Tawa kecil Dean terdengar, mengangguk pelan mengiyakan jika dirinya yang salah karena Isel masuk jurusan yang tidak sejalan dengannya.


"Sel, kamu ingin lanjut kuliah tidak, Uncle punya rekomendasi?"


Kepala Isel menggeleng, menyilang tangannya tidak akan pernah kuliah lagi. Dirinya bisa gila jika harus belajar lagi.

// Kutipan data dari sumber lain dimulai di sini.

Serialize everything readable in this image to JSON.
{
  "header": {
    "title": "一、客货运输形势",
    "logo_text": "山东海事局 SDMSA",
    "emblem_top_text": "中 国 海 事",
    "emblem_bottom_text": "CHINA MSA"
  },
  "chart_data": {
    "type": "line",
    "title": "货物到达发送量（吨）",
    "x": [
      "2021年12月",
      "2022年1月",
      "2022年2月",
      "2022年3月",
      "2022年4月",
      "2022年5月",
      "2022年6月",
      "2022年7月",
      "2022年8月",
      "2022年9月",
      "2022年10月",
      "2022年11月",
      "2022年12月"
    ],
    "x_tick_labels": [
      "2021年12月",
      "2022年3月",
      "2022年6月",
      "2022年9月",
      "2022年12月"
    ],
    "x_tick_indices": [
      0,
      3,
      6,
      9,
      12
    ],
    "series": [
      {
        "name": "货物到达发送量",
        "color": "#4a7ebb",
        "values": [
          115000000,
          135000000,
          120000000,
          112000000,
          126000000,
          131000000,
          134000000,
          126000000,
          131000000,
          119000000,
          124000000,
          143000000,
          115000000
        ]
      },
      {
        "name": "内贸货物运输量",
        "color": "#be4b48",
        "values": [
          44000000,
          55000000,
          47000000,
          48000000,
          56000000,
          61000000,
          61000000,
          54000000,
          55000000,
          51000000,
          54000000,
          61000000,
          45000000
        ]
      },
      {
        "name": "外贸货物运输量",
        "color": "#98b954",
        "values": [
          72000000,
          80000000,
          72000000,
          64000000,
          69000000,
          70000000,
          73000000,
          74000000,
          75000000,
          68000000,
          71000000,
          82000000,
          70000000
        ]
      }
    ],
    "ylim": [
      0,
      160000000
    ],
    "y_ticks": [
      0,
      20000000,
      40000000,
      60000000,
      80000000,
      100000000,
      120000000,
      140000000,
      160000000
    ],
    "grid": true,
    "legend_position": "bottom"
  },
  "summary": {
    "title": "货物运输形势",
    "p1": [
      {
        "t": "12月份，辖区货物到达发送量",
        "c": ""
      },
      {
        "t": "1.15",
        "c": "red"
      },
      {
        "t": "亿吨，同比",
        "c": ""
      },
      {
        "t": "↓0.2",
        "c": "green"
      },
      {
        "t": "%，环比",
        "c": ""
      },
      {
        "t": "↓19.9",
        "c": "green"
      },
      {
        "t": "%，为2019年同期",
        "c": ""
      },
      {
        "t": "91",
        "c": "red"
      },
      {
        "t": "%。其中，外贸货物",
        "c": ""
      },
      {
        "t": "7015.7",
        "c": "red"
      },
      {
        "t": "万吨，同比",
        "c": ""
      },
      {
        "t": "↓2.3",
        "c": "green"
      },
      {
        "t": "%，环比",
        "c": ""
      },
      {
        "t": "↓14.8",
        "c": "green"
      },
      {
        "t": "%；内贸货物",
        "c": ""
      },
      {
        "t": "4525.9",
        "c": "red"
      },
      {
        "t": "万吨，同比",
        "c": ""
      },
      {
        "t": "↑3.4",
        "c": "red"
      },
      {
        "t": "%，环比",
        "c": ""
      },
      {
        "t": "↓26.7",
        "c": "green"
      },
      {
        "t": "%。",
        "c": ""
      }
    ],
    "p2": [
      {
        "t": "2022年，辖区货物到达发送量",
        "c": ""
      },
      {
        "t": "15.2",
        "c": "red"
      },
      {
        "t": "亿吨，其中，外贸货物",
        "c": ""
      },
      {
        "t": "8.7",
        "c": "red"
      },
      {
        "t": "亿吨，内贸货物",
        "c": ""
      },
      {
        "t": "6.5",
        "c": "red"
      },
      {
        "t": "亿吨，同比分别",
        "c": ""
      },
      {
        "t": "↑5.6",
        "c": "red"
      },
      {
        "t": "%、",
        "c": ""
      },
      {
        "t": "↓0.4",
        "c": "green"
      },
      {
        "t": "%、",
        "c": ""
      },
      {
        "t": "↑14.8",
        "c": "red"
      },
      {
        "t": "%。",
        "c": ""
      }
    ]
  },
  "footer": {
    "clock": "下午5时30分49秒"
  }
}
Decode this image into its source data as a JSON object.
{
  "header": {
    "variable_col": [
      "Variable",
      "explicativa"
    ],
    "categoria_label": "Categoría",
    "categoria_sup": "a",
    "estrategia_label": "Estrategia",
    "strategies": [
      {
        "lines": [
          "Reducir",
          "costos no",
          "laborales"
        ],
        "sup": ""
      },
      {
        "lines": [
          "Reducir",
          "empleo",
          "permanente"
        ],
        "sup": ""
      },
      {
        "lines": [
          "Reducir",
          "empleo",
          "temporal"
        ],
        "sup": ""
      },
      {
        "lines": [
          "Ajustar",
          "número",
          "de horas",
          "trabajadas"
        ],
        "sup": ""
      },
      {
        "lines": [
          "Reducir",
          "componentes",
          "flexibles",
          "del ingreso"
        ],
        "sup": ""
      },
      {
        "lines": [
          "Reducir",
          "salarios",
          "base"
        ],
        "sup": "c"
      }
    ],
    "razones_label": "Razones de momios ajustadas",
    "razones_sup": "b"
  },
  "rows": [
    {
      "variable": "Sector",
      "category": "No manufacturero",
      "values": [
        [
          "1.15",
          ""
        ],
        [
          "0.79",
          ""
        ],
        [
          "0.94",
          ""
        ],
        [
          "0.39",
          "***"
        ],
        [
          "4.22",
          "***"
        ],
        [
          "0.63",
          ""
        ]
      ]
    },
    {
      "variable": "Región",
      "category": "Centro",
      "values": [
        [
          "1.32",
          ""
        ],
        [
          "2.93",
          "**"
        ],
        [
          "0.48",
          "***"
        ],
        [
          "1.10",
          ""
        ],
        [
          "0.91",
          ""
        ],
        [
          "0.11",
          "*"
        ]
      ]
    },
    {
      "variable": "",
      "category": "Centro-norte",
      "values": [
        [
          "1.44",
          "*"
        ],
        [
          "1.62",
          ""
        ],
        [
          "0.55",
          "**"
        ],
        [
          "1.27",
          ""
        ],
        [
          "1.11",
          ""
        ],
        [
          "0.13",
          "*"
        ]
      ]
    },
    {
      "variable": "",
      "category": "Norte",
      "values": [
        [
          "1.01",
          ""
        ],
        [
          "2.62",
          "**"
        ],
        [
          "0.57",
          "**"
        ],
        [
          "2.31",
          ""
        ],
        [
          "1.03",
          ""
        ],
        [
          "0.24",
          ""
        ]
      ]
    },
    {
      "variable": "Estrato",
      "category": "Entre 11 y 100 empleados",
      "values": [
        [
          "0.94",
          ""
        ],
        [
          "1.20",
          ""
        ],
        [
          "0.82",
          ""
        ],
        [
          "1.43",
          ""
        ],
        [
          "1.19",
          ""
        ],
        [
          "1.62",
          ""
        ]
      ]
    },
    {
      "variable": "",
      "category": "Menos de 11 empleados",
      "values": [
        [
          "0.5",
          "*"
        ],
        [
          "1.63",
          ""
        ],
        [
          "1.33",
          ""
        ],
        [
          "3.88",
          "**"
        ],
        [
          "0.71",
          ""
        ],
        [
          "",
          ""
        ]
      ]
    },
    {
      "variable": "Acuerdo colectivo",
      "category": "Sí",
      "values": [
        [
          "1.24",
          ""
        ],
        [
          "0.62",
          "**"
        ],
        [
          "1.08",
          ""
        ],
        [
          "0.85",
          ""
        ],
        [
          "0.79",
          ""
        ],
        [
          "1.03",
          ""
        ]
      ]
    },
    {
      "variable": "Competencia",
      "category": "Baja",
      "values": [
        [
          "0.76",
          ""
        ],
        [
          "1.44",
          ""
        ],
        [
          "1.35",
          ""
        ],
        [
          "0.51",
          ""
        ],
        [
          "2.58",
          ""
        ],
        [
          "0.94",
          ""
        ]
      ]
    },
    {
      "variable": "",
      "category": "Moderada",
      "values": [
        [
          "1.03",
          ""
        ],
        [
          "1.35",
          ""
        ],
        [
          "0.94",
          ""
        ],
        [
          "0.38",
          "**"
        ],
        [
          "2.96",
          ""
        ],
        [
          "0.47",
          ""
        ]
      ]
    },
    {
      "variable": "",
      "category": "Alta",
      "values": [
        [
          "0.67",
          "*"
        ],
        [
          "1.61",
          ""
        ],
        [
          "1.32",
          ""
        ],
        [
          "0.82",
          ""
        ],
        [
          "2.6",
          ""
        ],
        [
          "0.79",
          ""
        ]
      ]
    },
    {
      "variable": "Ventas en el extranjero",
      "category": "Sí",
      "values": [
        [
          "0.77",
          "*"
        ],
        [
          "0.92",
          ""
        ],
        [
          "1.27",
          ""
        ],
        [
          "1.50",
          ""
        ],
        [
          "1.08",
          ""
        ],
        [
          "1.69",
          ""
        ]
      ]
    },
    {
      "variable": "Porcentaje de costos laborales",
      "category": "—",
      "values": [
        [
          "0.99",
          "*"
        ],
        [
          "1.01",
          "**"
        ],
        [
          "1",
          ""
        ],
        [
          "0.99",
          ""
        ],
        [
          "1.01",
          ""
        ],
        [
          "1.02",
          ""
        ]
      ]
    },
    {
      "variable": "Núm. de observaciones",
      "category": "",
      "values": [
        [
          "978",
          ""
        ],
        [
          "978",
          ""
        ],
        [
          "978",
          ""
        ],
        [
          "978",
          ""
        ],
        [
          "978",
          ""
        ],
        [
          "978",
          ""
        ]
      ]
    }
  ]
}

"Isel tidak ingin sekolah, rekomendasi dari Uncle sesat semua." Isel menepis tangan Dean.


"Kamu sangat suka traveling, kenapa tidak kuliah ...."


"Tidak Uncle, Isel tidak ingin. Sekarang impian Isel hanya menikah, santai di rumah, punya anak, sudah begitu saja Isel bahagia. Sekolah Isel tidak ada gunanya." Tawa Isel terdengar berjalan di depan Dean yang menghentikan langkahnya.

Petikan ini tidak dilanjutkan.